Celle-ci réclame de plus un bonus modéré, «ne dépassant en tout cas pas 1500 francs», poursuit Andreas Burgener: «Sinon, le bonus créera une distorsion de concurrence sur le marché automobile». Auto-Suisse a déjà commencé son lobbying sous la Coupole fédérale. Elle anime le «Groupe auto» du parlement, de 50 à 70 députés invités à un repas deux à trois fois par année. Le 23septembre prochain, elle y parlera comme par hasard du système de bonus-malus sous un titre révélateur: «Une initiative inefficace?» Et qui tiendra le sermon? «Moi», admet Andreas Burgener.
Genève précurseur.

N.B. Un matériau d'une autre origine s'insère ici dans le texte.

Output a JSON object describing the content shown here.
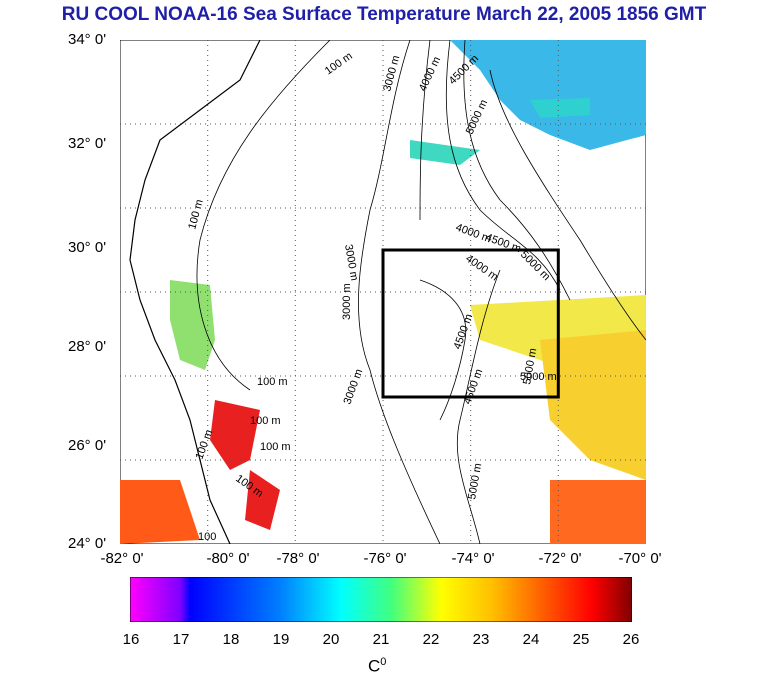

Conseiller d’Etat à Genève et membre de la CEATE à Berne, Robert Cramer ne s’inquiète pas du retard pris par le projet. «Nous sommes à bout touchant. Nous avons tout intérêt à anticiper les questions critiques avant de lancer la consultation», déclare-t-il. La bataille sera rude.
Pour les socialistes et les Verts, il est capital de n’octroyer le bonus qu’à la meilleure catégorie de voitures (A), de manière à rendre le «chèque» vraiment incitatif, donc de le porter à environ 3000 francs. La droite veut quant à elle réduire le bonus à quelques centaines de francs.
Le risque, c’est que le garagiste, lors de la vente d’une grosse cylindrée, compense l’absence d’un bonus par un rabais en conséquence. Le temps presse. Les cantons attendent un signal clair venant de Berne. Eux aussi ont entamé une réflexion sur le bonus-malus dans le cadre de leur taxe sur les véhicules à moteur. En Suisse romande, Genève a joué les précurseurs en exonérant durant trois ans les propriétaires de voitures propres de cet impôt et prépare un nouveau projet.
Partout, le débat s’annonce laborieux, en raison aussi de sa composante financière. «Il faut trouver le système le plus juste selon le principe du pollueur-payeur, mais nous ne pouvons pas déséquilibrer notre compte routier», insiste Carine Marti, cheffe de l’Office jurassien des véhicules. Autant dire que la marge de manœuvre est réduite.